Chairmen Henry Waxman and James Oberstar have been busy sharpening water protection tools on the Congressional whetstone. In a memorandum to President-elect Obama, Waxman, chair of the House Oversight and Government Reform Committee, and Oberstar, chair of the House Committee on Transportation and Infrastructure, detail serious deterioration of Clean Water Act (CWA) enforcement. The investigation found nearly 500 enforcement cases, brought to protect the nation’s waters, that have been negatively affected as a result of a divided 2006 Supreme Court ruling and subsequent Bush administration guidance. The memo is here.
Among key findings, the memo concluded that:
- The Supreme Court’s 2006 decision in Rapanos v. United States and resulting EPA guidance for regional EPA offices to implement the decision have caused a decline in enforcing hundreds of CWA violations, contrary to sworn statements made by Bush Administration officials that the effects on CWA were “slight, not significant”
- The decline in enforcement cases includes 300 cases in which the EPA consciously decided to not pursue violations, 26 cases in which the civil penalty was reduced, and 80 cases that were significantly delayed; and
- Because of the difficulties in implementing the Rapanos decision and subsequent guidance, fewer financial and staff resources are available to pursue new enforcement actions that prevent water pollution.
The Supreme Court’s 2006 plurality decision in Rapanos focused on which wetlands were covered by the CWA. With no clear majority opinion, most federal courts have adopted the jurisdictional test in Justice Anthony Kennedy’s opinion. This test requires a “significant nexus” between navigable waters and wetlands. Where this nexus or connection exists, the wetlands fall under the jurisdiction of the CWA. However, this test largely ignores science of hydrology and has been disastrously difficult to apply.
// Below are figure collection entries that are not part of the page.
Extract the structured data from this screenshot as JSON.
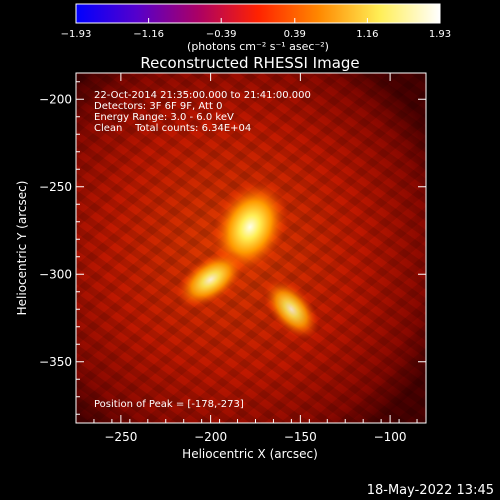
{
  "chart_data": {
    "type": "heatmap",
    "title": "Reconstructed RHESSI Image",
    "xlabel": "Heliocentric X (arcsec)",
    "ylabel": "Heliocentric Y (arcsec)",
    "xlim": [
      -275,
      -80
    ],
    "ylim": [
      -385,
      -185
    ],
    "xticks": [
      -250,
      -200,
      -150,
      -100
    ],
    "xtick_labels": [
      "−250",
      "−200",
      "−150",
      "−100"
    ],
    "yticks": [
      -200,
      -250,
      -300,
      -350
    ],
    "ytick_labels": [
      "−200",
      "−250",
      "−300",
      "−350"
    ],
    "colorbar": {
      "min": -1.93,
      "max": 1.93,
      "ticks": [
        -1.93,
        -1.16,
        -0.39,
        0.39,
        1.16,
        1.93
      ],
      "tick_labels": [
        "−1.93",
        "−1.16",
        "−0.39",
        "0.39",
        "1.16",
        "1.93"
      ],
      "units_label": "(photons cm⁻² s⁻¹ asec⁻²)",
      "colormap": [
        "#0000ff",
        "#5500cc",
        "#aa0066",
        "#ff2200",
        "#ff8800",
        "#ffee55",
        "#ffffff"
      ]
    },
    "annotations": [
      "22-Oct-2014 21:35:00.000 to 21:41:00.000",
      "Detectors: 3F 6F 9F, Att 0",
      "Energy Range: 3.0 - 6.0 keV",
      "Clean    Total counts: 6.34E+04"
    ],
    "peak_label": "Position of Peak = [-178,-273]",
    "sources": [
      {
        "x": -178,
        "y": -273,
        "intensity": 1.93
      },
      {
        "x": -200,
        "y": -303,
        "intensity": 1.45
      },
      {
        "x": -155,
        "y": -320,
        "intensity": 1.2
      }
    ]
  },
  "timestamp": "18-May-2022 13:45"
}
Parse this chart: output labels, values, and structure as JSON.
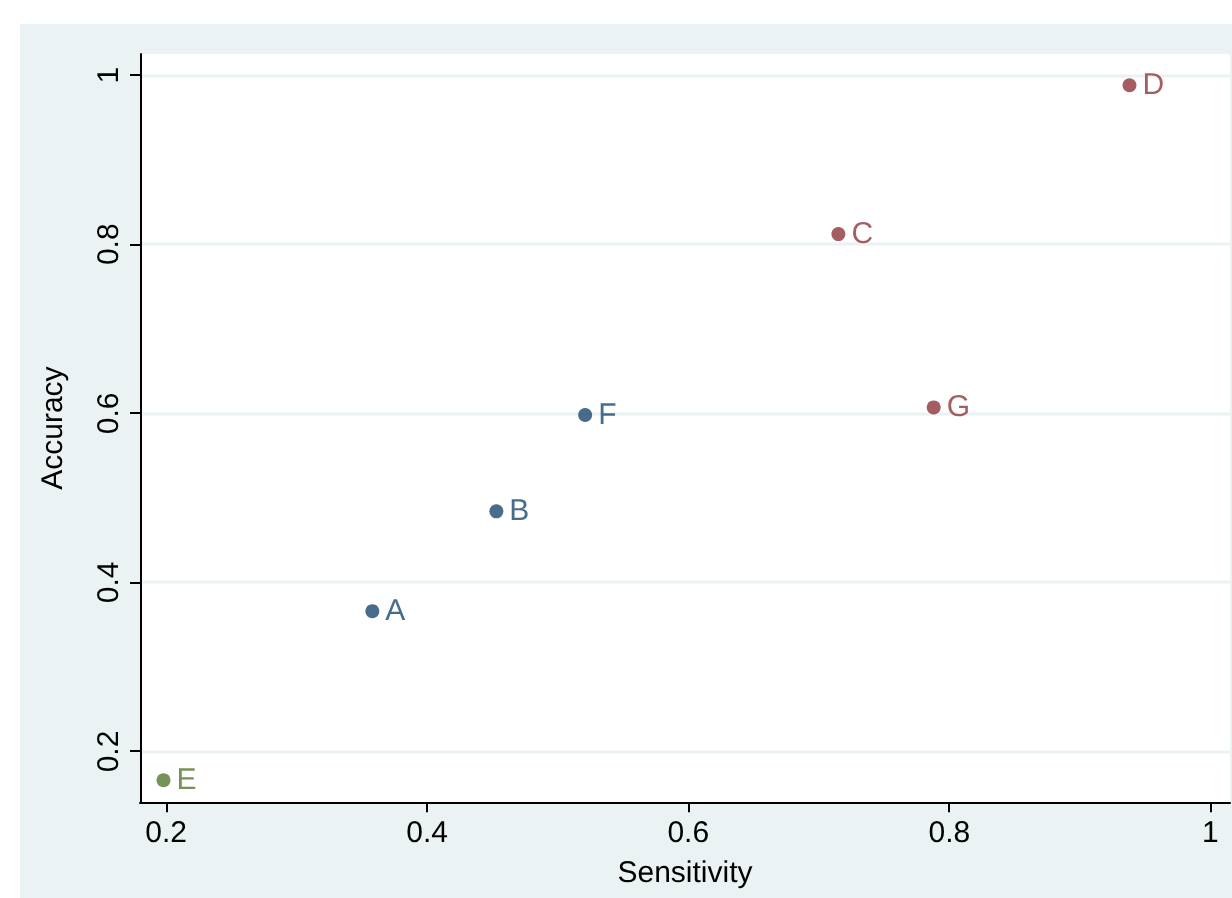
{
  "chart_data": {
    "type": "scatter",
    "xlabel": "Sensitivity",
    "ylabel": "Accuracy",
    "xlim": [
      0.18,
      1.015
    ],
    "ylim": [
      0.14,
      1.025
    ],
    "xticks": [
      0.2,
      0.4,
      0.6,
      0.8,
      1
    ],
    "yticks": [
      0.2,
      0.4,
      0.6,
      0.8,
      1
    ],
    "grid": "y",
    "marker": "circle",
    "series": [
      {
        "color": "#1a476f",
        "x": [
          0.358,
          0.453,
          0.521
        ],
        "values": [
          0.366,
          0.484,
          0.598
        ],
        "value_labels": [
          "A",
          "B",
          "F"
        ]
      },
      {
        "color": "#90353b",
        "x": [
          0.715,
          0.938,
          0.788
        ],
        "values": [
          0.812,
          0.988,
          0.607
        ],
        "value_labels": [
          "C",
          "D",
          "G"
        ]
      },
      {
        "color": "#55752f",
        "x": [
          0.198
        ],
        "values": [
          0.166
        ],
        "value_labels": [
          "E"
        ]
      }
    ]
  }
}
Following the Court’s decision, the EPA and the Army Corps of Engineers proposed initial guidelines that would have created broad protection for wetlands by making development activities subject to stricter permit requirements. However, developers’ associations and the agriculture industry protested, taking their complaints to the White House. After review by the White House, the final guidance issued in June 2007 ultimately chose a narrow interpretation of the Supreme Court opinion that diminishes protection for wetlands. This guidance requires a time- and resource-intensive approach to determine the status of a wetland. As a result, the guidance diminishes protection for wetlands by narrowing the coverage of the CWA and further straining limited resources by mandating a case-by-case determination of wetland status.
The investigation reinforces problems identified by CPR Member Scholar Bill Andreen and Policy Analyst Shana Jones in Clean Water Act: A Blueprint for Reform. The Blueprint notes that, despite a robust toolset of administrative, civil, and criminal penalties, “even the strongest tools are rendered ineffective by disuse.” In addition to the deterioration of CWA enforcement, the Blueprint identified enforcement obstacles such as heavy evidentiary burdens in citizen suits and immunity from civil penalties for federal facilities.
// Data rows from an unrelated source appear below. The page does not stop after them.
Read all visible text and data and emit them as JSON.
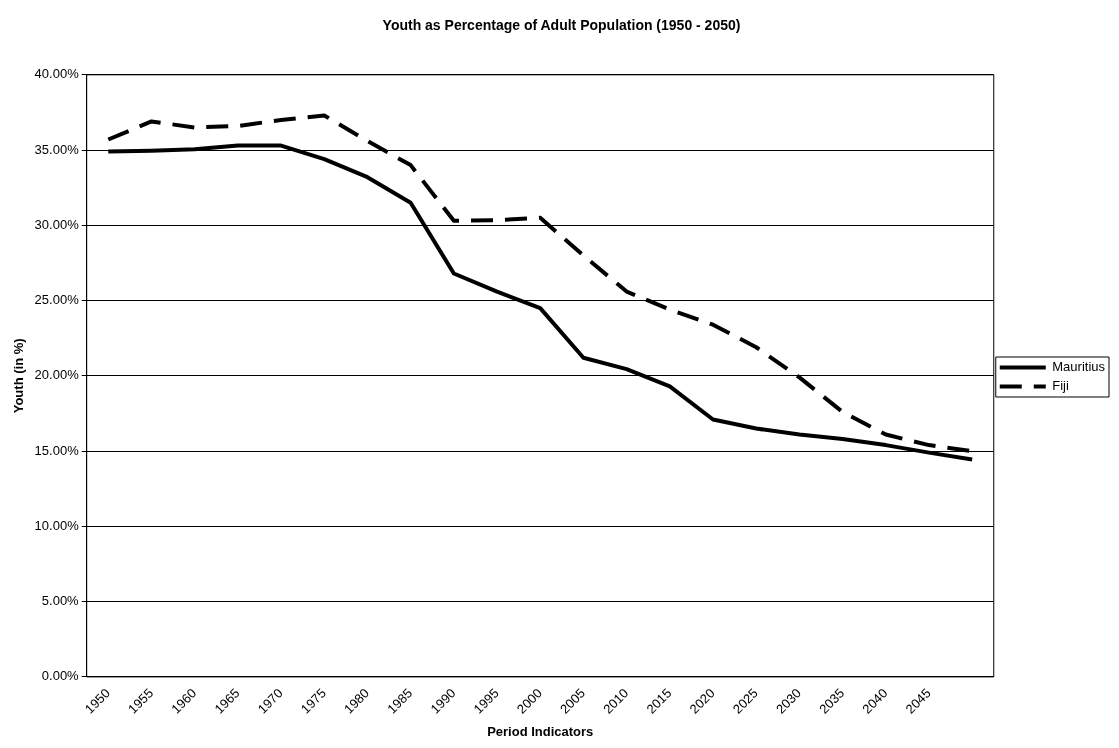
{
  "chart_data": {
    "type": "line",
    "title": "Youth as Percentage of Adult Population (1950 - 2050)",
    "xlabel": "Period Indicators",
    "ylabel": "Youth (in %)",
    "categories": [
      "1950",
      "1955",
      "1960",
      "1965",
      "1970",
      "1975",
      "1980",
      "1985",
      "1990",
      "1995",
      "2000",
      "2005",
      "2010",
      "2015",
      "2020",
      "2025",
      "2030",
      "2035",
      "2040",
      "2045",
      null
    ],
    "series": [
      {
        "name": "Mauritius",
        "color": "#000000",
        "line_style": "solid",
        "values": [
          34.9,
          34.95,
          35.05,
          35.3,
          35.3,
          34.4,
          33.2,
          31.5,
          26.8,
          25.6,
          24.5,
          21.2,
          20.45,
          19.3,
          17.1,
          16.5,
          16.1,
          15.8,
          15.4,
          14.9,
          14.45
        ]
      },
      {
        "name": "Fiji",
        "color": "#000000",
        "line_style": "dashed",
        "values": [
          35.7,
          36.9,
          36.5,
          36.6,
          37.0,
          37.3,
          35.6,
          34.0,
          30.3,
          30.35,
          30.5,
          28.0,
          25.6,
          24.4,
          23.4,
          21.9,
          19.9,
          17.6,
          16.1,
          15.4,
          15.0
        ]
      }
    ],
    "ylim": [
      0,
      40
    ],
    "yticks": [
      {
        "value": 0,
        "label": "0.00%"
      },
      {
        "value": 5,
        "label": "5.00%"
      },
      {
        "value": 10,
        "label": "10.00%"
      },
      {
        "value": 15,
        "label": "15.00%"
      },
      {
        "value": 20,
        "label": "20.00%"
      },
      {
        "value": 25,
        "label": "25.00%"
      },
      {
        "value": 30,
        "label": "30.00%"
      },
      {
        "value": 35,
        "label": "35.00%"
      },
      {
        "value": 40,
        "label": "40.00%"
      }
    ],
    "grid": "y",
    "legend": "right",
    "marker": "none"
  }
}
Environmental and water advocacy groups welcomed the results of the investigation. Ed Hopkins, Director of the Sierra Club’s Environmental Quality Program, said:
The findings released today by Chairmen Waxman and Oberstar are dramatic proof that Congress should pass the Clean Water Restoration Act to re-establish the Clean Water Act’s longstanding protections. We urge Congress to act early next year.
Ever since the Rapanos decision, CWA enforcement tools have been cast aside, growing dull with disuse. Now it is a relief to hear the buzz of the congressional whetstone cranking up, ready again to sharpen the tools most needed to protect the nation’s waters.